Findings about copper and fat cells, called adipocytes, by the group from University of California, Berkeley, appeared online this week in a new study to be published in the July print issue of the journal Nature Chemical Biology.
"Unlike other studies that link copper levels both to increased or decreased fat metabolism, our study shows definitively how it works -- it's a signal that turns on fat cells," said Christopher Chang, a professor of chemistry and of molecular and cell biology at UC Berkeley.
"If we could find a way to burn fat more efficiently, this could be a big contribution to dealing with obesity and diabetes."
Without enough copper, fat builds up in fat cells without being utilized.
Previously, Chang showed that copper is a key signaling molecule in the brain, tamping down over-excitation of nerve cells.
The new study shows that copper plays a role throughout the body and the signaling is not restricted to a few elements on the periodic table, like sodium, calcium and potassium.
"Copper is a brand new class; in a sense we have basically added a fourth letter to the alphabet, in terms of metal elements that contribute to the language of signaling," said Chang, who also is a faculty scientist at Lawrence Berkeley National Laboratory and a Howard Hughes Medical Institute investigator.
Chang focused on fat metabolism after reading that copper is often given to cows to regulate weight gain. To discover how it works, he chose to study mice with a genetic defect that produces symptoms similar to those of a rare human illness, Wilson's disease.
In both situations, a key enzyme that moves copper in and out of cells is mutated, causing misregulation and copper overload in the liver. The condition is also characterized by bloated fat cells.
He and his team discovered that in the mice, copper is hoarded by the liver, basically starving fat cells of copper so that they cannot properly regulate fat storage and burning in organs such as the stomach and pancreas. This overload is accompanied by lower than normal levels of fats, or lipids, in the blood.
"Lipolysis is the breakdown of large pieces of fat into smaller pieces so they can circulate in the blood and be burned throughout the body," Chang said. "We discovered that in these Wilson's mice, low copper in the fat cells made them unable to burn fat as well as normal mice."

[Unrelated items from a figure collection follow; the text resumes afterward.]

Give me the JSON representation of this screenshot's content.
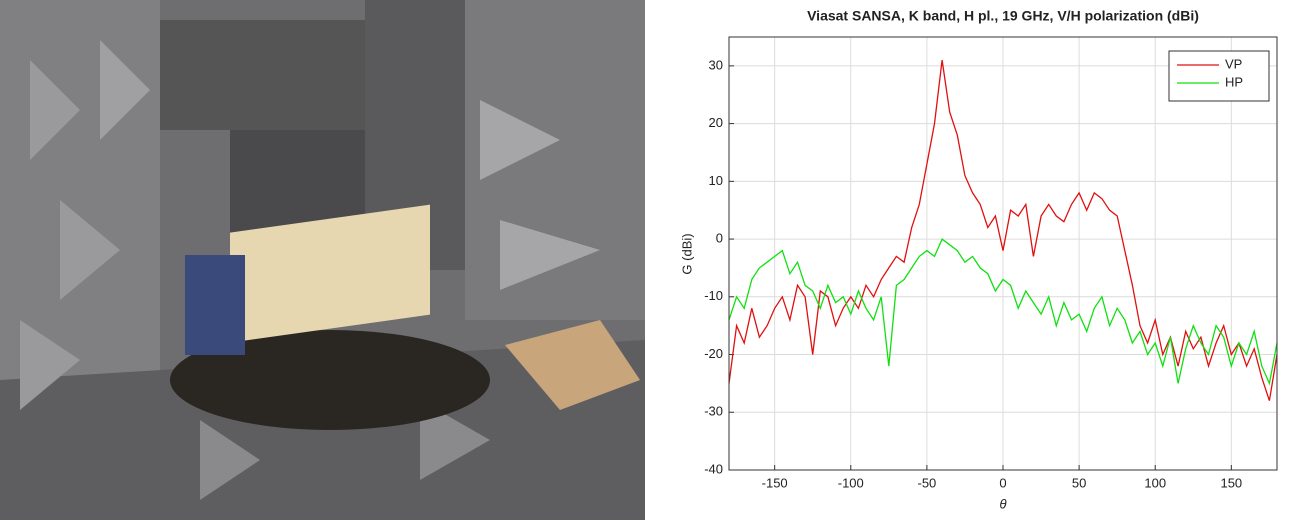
{
  "chart_data": {
    "type": "line",
    "title": "Viasat SANSA, K band, H pl., 19 GHz, V/H polarization (dBi)",
    "x_label": "θ",
    "y_label": "G (dBi)",
    "x": [
      -180,
      -175,
      -170,
      -165,
      -160,
      -155,
      -150,
      -145,
      -140,
      -135,
      -130,
      -125,
      -120,
      -115,
      -110,
      -105,
      -100,
      -95,
      -90,
      -85,
      -80,
      -75,
      -70,
      -65,
      -60,
      -55,
      -50,
      -45,
      -40,
      -35,
      -30,
      -25,
      -20,
      -15,
      -10,
      -5,
      0,
      5,
      10,
      15,
      20,
      25,
      30,
      35,
      40,
      45,
      50,
      55,
      60,
      65,
      70,
      75,
      80,
      85,
      90,
      95,
      100,
      105,
      110,
      115,
      120,
      125,
      130,
      135,
      140,
      145,
      150,
      155,
      160,
      165,
      170,
      175,
      180
    ],
    "series": [
      {
        "name": "VP",
        "color": "#e01010",
        "values": [
          -25,
          -15,
          -18,
          -12,
          -17,
          -15,
          -12,
          -10,
          -14,
          -8,
          -10,
          -20,
          -9,
          -10,
          -15,
          -12,
          -10,
          -12,
          -8,
          -10,
          -7,
          -5,
          -3,
          -4,
          2,
          6,
          13,
          20,
          31,
          22,
          18,
          11,
          8,
          6,
          2,
          4,
          -2,
          5,
          4,
          6,
          -3,
          4,
          6,
          4,
          3,
          6,
          8,
          5,
          8,
          7,
          5,
          4,
          -2,
          -8,
          -15,
          -18,
          -14,
          -20,
          -17,
          -22,
          -16,
          -19,
          -17,
          -22,
          -18,
          -15,
          -20,
          -18,
          -22,
          -19,
          -24,
          -28,
          -20
        ]
      },
      {
        "name": "HP",
        "color": "#10e010",
        "values": [
          -14,
          -10,
          -12,
          -7,
          -5,
          -4,
          -3,
          -2,
          -6,
          -4,
          -8,
          -9,
          -12,
          -8,
          -11,
          -10,
          -13,
          -9,
          -12,
          -14,
          -10,
          -22,
          -8,
          -7,
          -5,
          -3,
          -2,
          -3,
          0,
          -1,
          -2,
          -4,
          -3,
          -5,
          -6,
          -9,
          -7,
          -8,
          -12,
          -9,
          -11,
          -13,
          -10,
          -15,
          -11,
          -14,
          -13,
          -16,
          -12,
          -10,
          -15,
          -12,
          -14,
          -18,
          -16,
          -20,
          -18,
          -22,
          -17,
          -25,
          -19,
          -15,
          -18,
          -20,
          -15,
          -17,
          -22,
          -18,
          -20,
          -16,
          -22,
          -25,
          -18
        ]
      }
    ],
    "xlim": [
      -180,
      180
    ],
    "xticks": [
      -150,
      -100,
      -50,
      0,
      50,
      100,
      150
    ],
    "ylim": [
      -40,
      35
    ],
    "yticks": [
      -40,
      -30,
      -20,
      -10,
      0,
      10,
      20,
      30
    ],
    "grid": true,
    "legend": "upper right"
  }
}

They tracked down exactly how copper works: It releases a brake on fat burning. Normally, a second messenger molecule called cyclic-AMP (cAMP) activates the enzymes that break down the fat molecules.
They found, however, that another enzyme called phosphodiesterase 3 (PDE3) blocks cAMP, probably to prevent fat breakdown. Copper blocks this enzyme, thereby "putting a brake on a brake," he said.
Chang is continuing his study of copper's roles in the brain and in fat metabolism, looking for possible ways to target the copper pathway to treat neurodegenerative brain diseases or diseases of metabolism, according to a release from UC Berkeley on Friday.
The similar roles copper plays in regulating nerve cells and fat burning highlight a growing perception that the neurological system, specifically the brain, plays a role in diseases of metabolism and the immune system, such as obesity and inflammation.
"Some of us are now thinking about obesity as a neurological disease rather than strictly a metabolic disease, because there are potentially connections between your fat tissue and the brain," he said.
"The notion that obesity and obesity-related diseases like diabetes may be neurological in nature opens the door to new basic science and therapeutic approaches."